Let’s say your bonds average a return of 5% per year, according to the rule of 72, you will be able to double your money in 14 years. While this is significantly longer than the time it might take through investing in stocks, you must remember that bonds are much more secure than stocks and you don’t really have any risk of losing your money when you invest in bonds. You should always keep your risk appetite in mind while choosing your investment tool. Just because stocks double your money faster than bonds, doesn’t mean you should close your eyes and put all your money in bonds. Investing in stocks is a lot riskier than investing in bonds and you can lose all your savings in the stock market at the snap of a finger. So invest carefully and responsibly.
If your employer matches your 401(k) contributions, you have the easiest, most risk-free method of doubling your money at your disposal. For every dollar you put in up to your employer match, you will receive an automatic increase.

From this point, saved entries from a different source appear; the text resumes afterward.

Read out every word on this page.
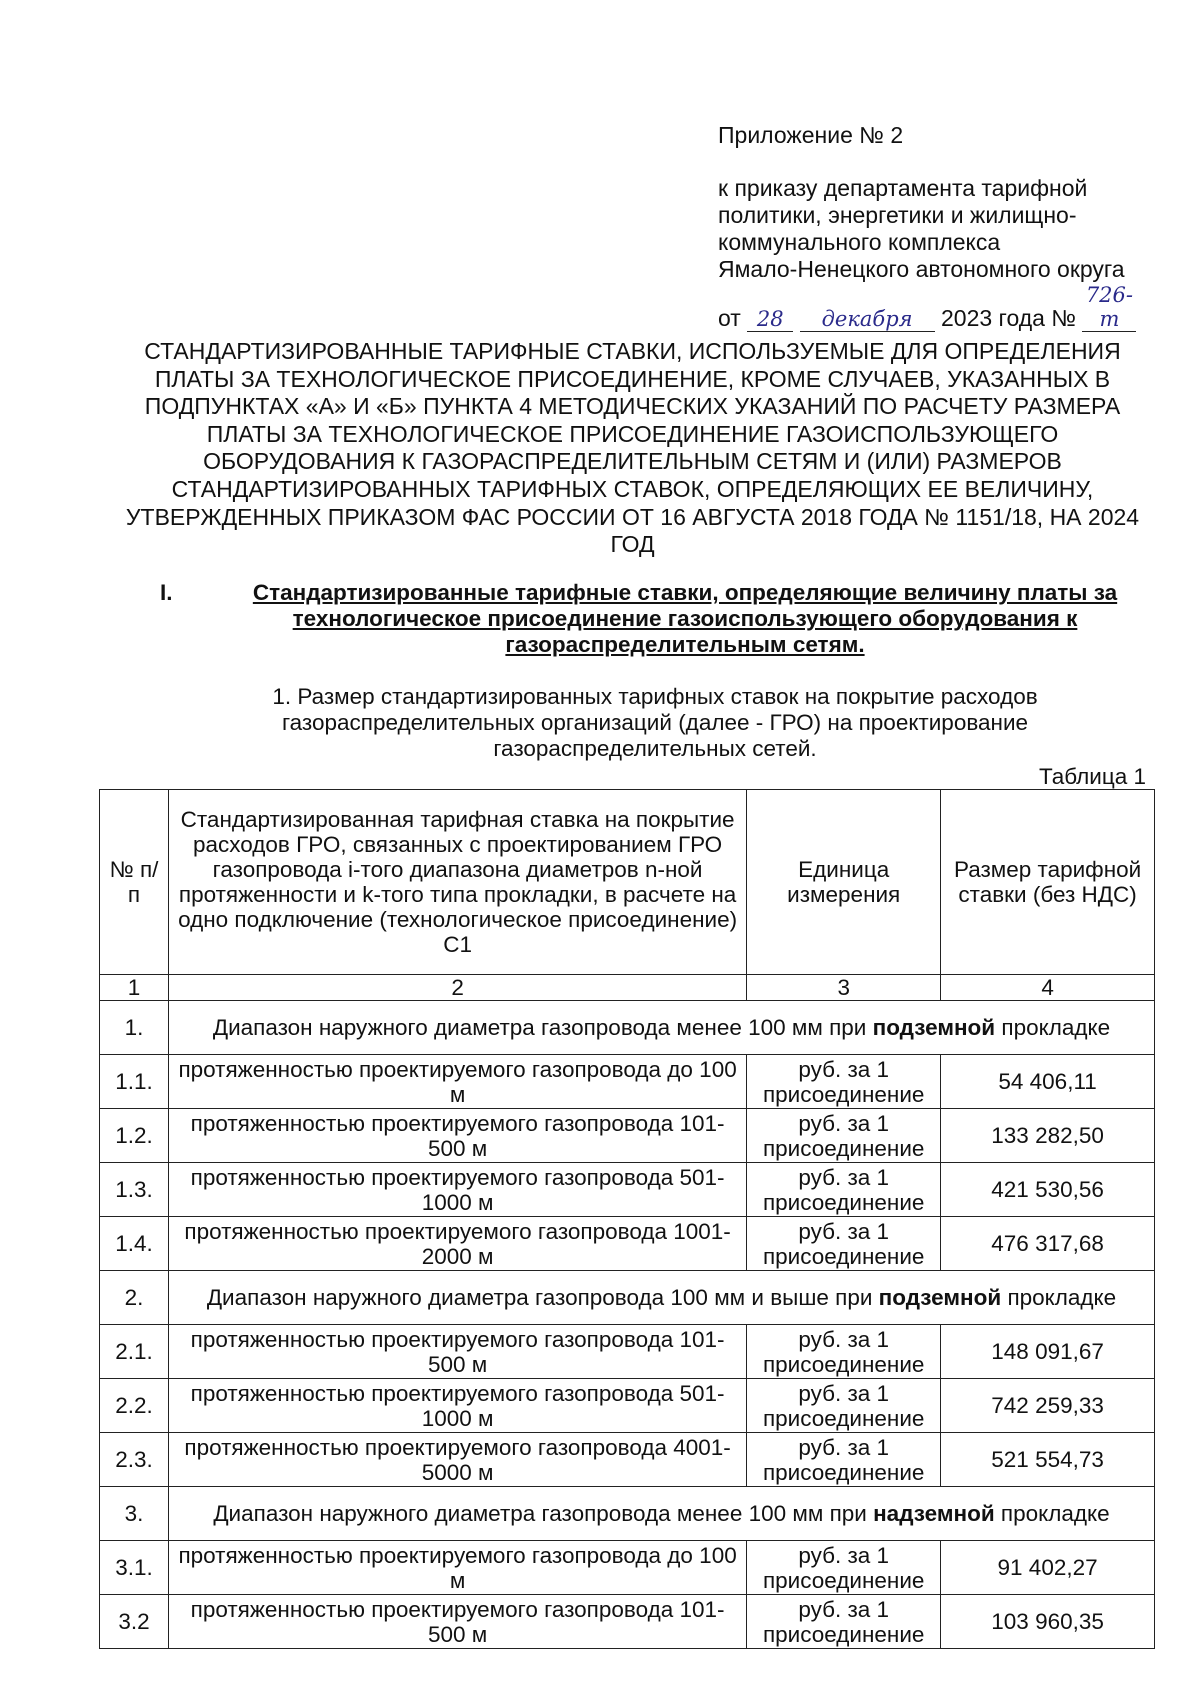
Приложение № 2
к приказу департамента тарифной
политики, энергетики и жилищно-
коммунального комплекса
Ямало-Ненецкого автономного округа
от 28 декабря 2023 года № 726-т
СТАНДАРТИЗИРОВАННЫЕ ТАРИФНЫЕ СТАВКИ, ИСПОЛЬЗУЕМЫЕ ДЛЯ ОПРЕДЕЛЕНИЯ ПЛАТЫ ЗА ТЕХНОЛОГИЧЕСКОЕ ПРИСОЕДИНЕНИЕ, КРОМЕ СЛУЧАЕВ, УКАЗАННЫХ В ПОДПУНКТАХ «А» И «Б» ПУНКТА 4 МЕТОДИЧЕСКИХ УКАЗАНИЙ ПО РАСЧЕТУ РАЗМЕРА ПЛАТЫ ЗА ТЕХНОЛОГИЧЕСКОЕ ПРИСОЕДИНЕНИЕ ГАЗОИСПОЛЬЗУЮЩЕГО ОБОРУДОВАНИЯ К ГАЗОРАСПРЕДЕЛИТЕЛЬНЫМ СЕТЯМ И (ИЛИ) РАЗМЕРОВ СТАНДАРТИЗИРОВАННЫХ ТАРИФНЫХ СТАВОК, ОПРЕДЕЛЯЮЩИХ ЕЕ ВЕЛИЧИНУ, УТВЕРЖДЕННЫХ ПРИКАЗОМ ФАС РОССИИ ОТ 16 АВГУСТА 2018 ГОДА № 1151/18, НА 2024 ГОД
I.	Стандартизированные тарифные ставки, определяющие величину платы за технологическое присоединение газоиспользующего оборудования к газораспределительным сетям.
1. Размер стандартизированных тарифных ставок на покрытие расходов газораспределительных организаций (далее - ГРО) на проектирование газораспределительных сетей.
Таблица 1
№ п/п	Стандартизированная тарифная ставка на покрытие расходов ГРО, связанных с проектированием ГРО газопровода i-того диапазона диаметров n-ной протяженности и k-того типа прокладки, в расчете на одно подключение (технологическое присоединение) С1	Единица измерения	Размер тарифной ставки (без НДС)
1	2	3	4
1.	Диапазон наружного диаметра газопровода менее 100 мм при подземной прокладке		
1.1.	протяженностью проектируемого газопровода до 100 м	руб. за 1 присоединение	54 406,11
1.2.	протяженностью проектируемого газопровода 101-500 м	руб. за 1 присоединение	133 282,50
1.3.	протяженностью проектируемого газопровода 501-1000 м	руб. за 1 присоединение	421 530,56
1.4.	протяженностью проектируемого газопровода 1001-2000 м	руб. за 1 присоединение	476 317,68
2.	Диапазон наружного диаметра газопровода 100 мм и выше при подземной прокладке		
2.1.	протяженностью проектируемого газопровода 101-500 м	руб. за 1 присоединение	148 091,67
2.2.	протяженностью проектируемого газопровода 501-1000 м	руб. за 1 присоединение	742 259,33
2.3.	протяженностью проектируемого газопровода 4001-5000 м	руб. за 1 присоединение	521 554,73
3.	Диапазон наружного диаметра газопровода менее 100 мм при надземной прокладке		
3.1.	протяженностью проектируемого газопровода до 100 м	руб. за 1 присоединение	91 402,27
3.2	протяженностью проектируемого газопровода 101-500 м	руб. за 1 присоединение	103 960,35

Let’s take this example, if your employer matches 50 cents for every dollar that you put in up to 5 percent of your pay. You are getting a guaranteed 50 percent “return” on your contribution. This is one of the few guaranteed returns in the investment world.
Even if your employer doesn’t match your 401(k), you shouldn’t worry. Retirement contributions can provide you some good amount of tax exemption. The government will still subsidize a portion by giving you either a tax-deferral up front or a tax-exemption down the road. The exact form will depend on your choice of account (Roth or Traditional).
Create Cash Flow
Instead of just accumulating your savings and waiting on compound interest to build up, try to create some cash flow for yourself. Don’t lock up all of your savings into an IRA and relinquish all control, in the hopes that things will pan out in the future. Yes, planning for the future is good, but you should also try to enjoy the present. Create some kind of cash flow to cover your basic living expenses instead of just going on a maniacal cost cutting spree and living like an ascetic. Create a realistic living expenses budget and don’t just go on extreme cost cutting measures that result in you eating just one meal per day (we are exaggerating here but you get the point). The real key to doubling your money is your level of responsibility. You must be responsible with your money, investments, and allocations. Invest in things you understand. Don’t just invest in something that worked for somebody else. Understand everything in great detail before you choose to invest any money anywhere. Doubling your money is possible, but you need to be responsible and patient in order for that to happen.